The $.99 price is not doing it for me because:

  • I'm new. I'm not even a month old on the kindle store. Right now, I'm selling 1 copy of my book per day. While it's a good start, I take a look at the sales page on Amazon and really want to go watch a movie or play Angry Birds instead of finishing the next book.
  • I have only one book currently on the kindle store priced at $.99 and it's not a loss-leader to anything. 
  • I feel slighted every time I see $.99 next to the book on Amazon. Writing that book was like climbing Everest. Coupled with the fact that I had to monkey around with HTML to do the formatting and labor on Photoshop to make the cover myself, it's depressing to see it go for such low price. The only thing that can make up for that is to have the book selling faster than the iPad.
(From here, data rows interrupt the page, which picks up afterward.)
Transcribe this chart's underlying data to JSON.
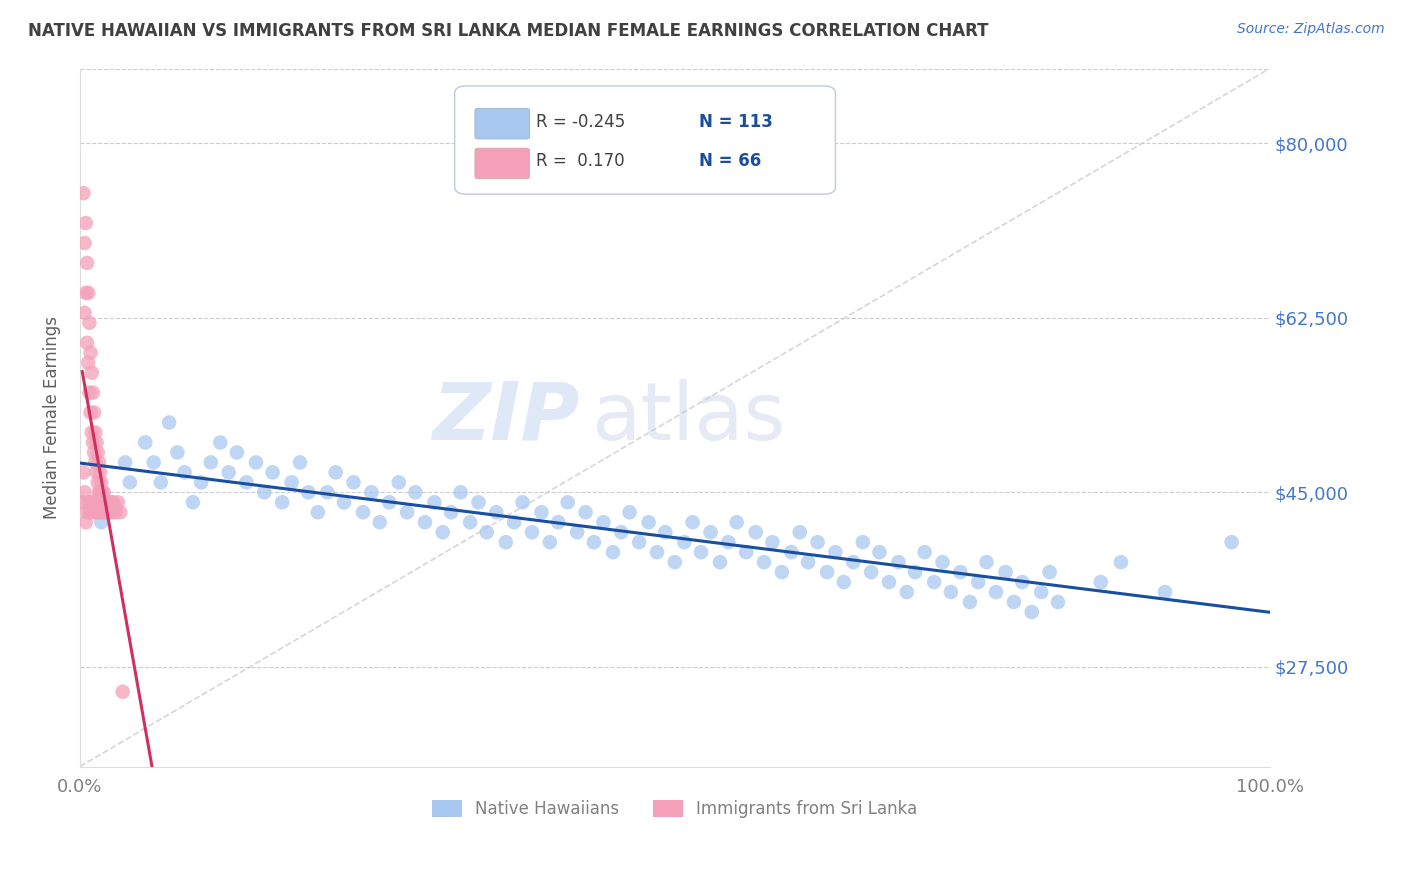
{
  "title": "NATIVE HAWAIIAN VS IMMIGRANTS FROM SRI LANKA MEDIAN FEMALE EARNINGS CORRELATION CHART",
  "source_text": "Source: ZipAtlas.com",
  "ylabel": "Median Female Earnings",
  "xlim": [
    0.0,
    1.0
  ],
  "ylim": [
    17500,
    87500
  ],
  "xtick_positions": [
    0.0,
    1.0
  ],
  "xtick_labels": [
    "0.0%",
    "100.0%"
  ],
  "ytick_values": [
    27500,
    45000,
    62500,
    80000
  ],
  "ytick_labels": [
    "$27,500",
    "$45,000",
    "$62,500",
    "$80,000"
  ],
  "legend_labels": [
    "Native Hawaiians",
    "Immigrants from Sri Lanka"
  ],
  "blue_color": "#A8C8F0",
  "pink_color": "#F4A0B8",
  "blue_line_color": "#1A4FA0",
  "pink_line_color": "#D03060",
  "blue_r": "-0.245",
  "blue_n": "113",
  "pink_r": "0.170",
  "pink_n": "66",
  "watermark_zip": "ZIP",
  "watermark_atlas": "atlas",
  "title_color": "#404040",
  "axis_label_color": "#606060",
  "tick_color": "#808080",
  "right_tick_color": "#4477CC",
  "blue_scatter_x": [
    0.018,
    0.025,
    0.03,
    0.038,
    0.042,
    0.055,
    0.062,
    0.068,
    0.075,
    0.082,
    0.088,
    0.095,
    0.102,
    0.11,
    0.118,
    0.125,
    0.132,
    0.14,
    0.148,
    0.155,
    0.162,
    0.17,
    0.178,
    0.185,
    0.192,
    0.2,
    0.208,
    0.215,
    0.222,
    0.23,
    0.238,
    0.245,
    0.252,
    0.26,
    0.268,
    0.275,
    0.282,
    0.29,
    0.298,
    0.305,
    0.312,
    0.32,
    0.328,
    0.335,
    0.342,
    0.35,
    0.358,
    0.365,
    0.372,
    0.38,
    0.388,
    0.395,
    0.402,
    0.41,
    0.418,
    0.425,
    0.432,
    0.44,
    0.448,
    0.455,
    0.462,
    0.47,
    0.478,
    0.485,
    0.492,
    0.5,
    0.508,
    0.515,
    0.522,
    0.53,
    0.538,
    0.545,
    0.552,
    0.56,
    0.568,
    0.575,
    0.582,
    0.59,
    0.598,
    0.605,
    0.612,
    0.62,
    0.628,
    0.635,
    0.642,
    0.65,
    0.658,
    0.665,
    0.672,
    0.68,
    0.688,
    0.695,
    0.702,
    0.71,
    0.718,
    0.725,
    0.732,
    0.74,
    0.748,
    0.755,
    0.762,
    0.77,
    0.778,
    0.785,
    0.792,
    0.8,
    0.808,
    0.815,
    0.822,
    0.858,
    0.875,
    0.912,
    0.968
  ],
  "blue_scatter_y": [
    42000,
    44000,
    43500,
    48000,
    46000,
    50000,
    48000,
    46000,
    52000,
    49000,
    47000,
    44000,
    46000,
    48000,
    50000,
    47000,
    49000,
    46000,
    48000,
    45000,
    47000,
    44000,
    46000,
    48000,
    45000,
    43000,
    45000,
    47000,
    44000,
    46000,
    43000,
    45000,
    42000,
    44000,
    46000,
    43000,
    45000,
    42000,
    44000,
    41000,
    43000,
    45000,
    42000,
    44000,
    41000,
    43000,
    40000,
    42000,
    44000,
    41000,
    43000,
    40000,
    42000,
    44000,
    41000,
    43000,
    40000,
    42000,
    39000,
    41000,
    43000,
    40000,
    42000,
    39000,
    41000,
    38000,
    40000,
    42000,
    39000,
    41000,
    38000,
    40000,
    42000,
    39000,
    41000,
    38000,
    40000,
    37000,
    39000,
    41000,
    38000,
    40000,
    37000,
    39000,
    36000,
    38000,
    40000,
    37000,
    39000,
    36000,
    38000,
    35000,
    37000,
    39000,
    36000,
    38000,
    35000,
    37000,
    34000,
    36000,
    38000,
    35000,
    37000,
    34000,
    36000,
    33000,
    35000,
    37000,
    34000,
    36000,
    38000,
    35000,
    40000
  ],
  "pink_scatter_x": [
    0.002,
    0.003,
    0.003,
    0.004,
    0.004,
    0.004,
    0.005,
    0.005,
    0.005,
    0.006,
    0.006,
    0.006,
    0.007,
    0.007,
    0.007,
    0.008,
    0.008,
    0.008,
    0.009,
    0.009,
    0.009,
    0.01,
    0.01,
    0.01,
    0.011,
    0.011,
    0.011,
    0.012,
    0.012,
    0.012,
    0.013,
    0.013,
    0.013,
    0.014,
    0.014,
    0.014,
    0.015,
    0.015,
    0.015,
    0.016,
    0.016,
    0.016,
    0.017,
    0.017,
    0.017,
    0.018,
    0.018,
    0.018,
    0.019,
    0.019,
    0.019,
    0.02,
    0.02,
    0.021,
    0.021,
    0.022,
    0.023,
    0.024,
    0.025,
    0.026,
    0.027,
    0.028,
    0.03,
    0.032,
    0.034,
    0.036
  ],
  "pink_scatter_y": [
    44000,
    75000,
    47000,
    70000,
    63000,
    45000,
    72000,
    65000,
    42000,
    68000,
    60000,
    43000,
    65000,
    58000,
    44000,
    62000,
    55000,
    43000,
    59000,
    53000,
    44000,
    57000,
    51000,
    43000,
    55000,
    50000,
    44000,
    53000,
    49000,
    43000,
    51000,
    48000,
    44000,
    50000,
    47000,
    43000,
    49000,
    46000,
    44000,
    48000,
    45000,
    43000,
    47000,
    45000,
    44000,
    46000,
    44000,
    43000,
    45000,
    44000,
    43000,
    45000,
    44000,
    44000,
    43000,
    44000,
    43000,
    44000,
    43000,
    44000,
    43000,
    44000,
    43000,
    44000,
    43000,
    25000
  ]
}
  • 35% royalty on that price point is relatively terrible. If Amazon wished to discourage the race to the bottom with that percentage, it is not succeeding. How about making it 70% across board, Amazon dear? Or is there another reason for the 35%?
  • I am a writer outside the US. Not only is it darn harder to write for and publish on the kindle store, I have to wait 60 days for a small check to ship. It will take 30 more days before I can drag the check through international financial clearance and have the paltry money in my account. IRS will shave off 30% of my net earnings and international bank transfer fees will take off God-knows-what percentage. The world is supposed to be flat. Well, it's a little bent from where I'm standing.
It's hard being a writer. It's terrible being a new writer with next to no audience. Writing a good book is perhaps only 10% of the work needed for an indie writer. I've got to be very, very lucky and that reminds me that I need to go do my usual morning prayer to the gods of Amazon's Recommendation algorithm.

Well, at least Kindle gives me a shot. Traditional/Legacy publishing? No hope of a snowball or smile in hell!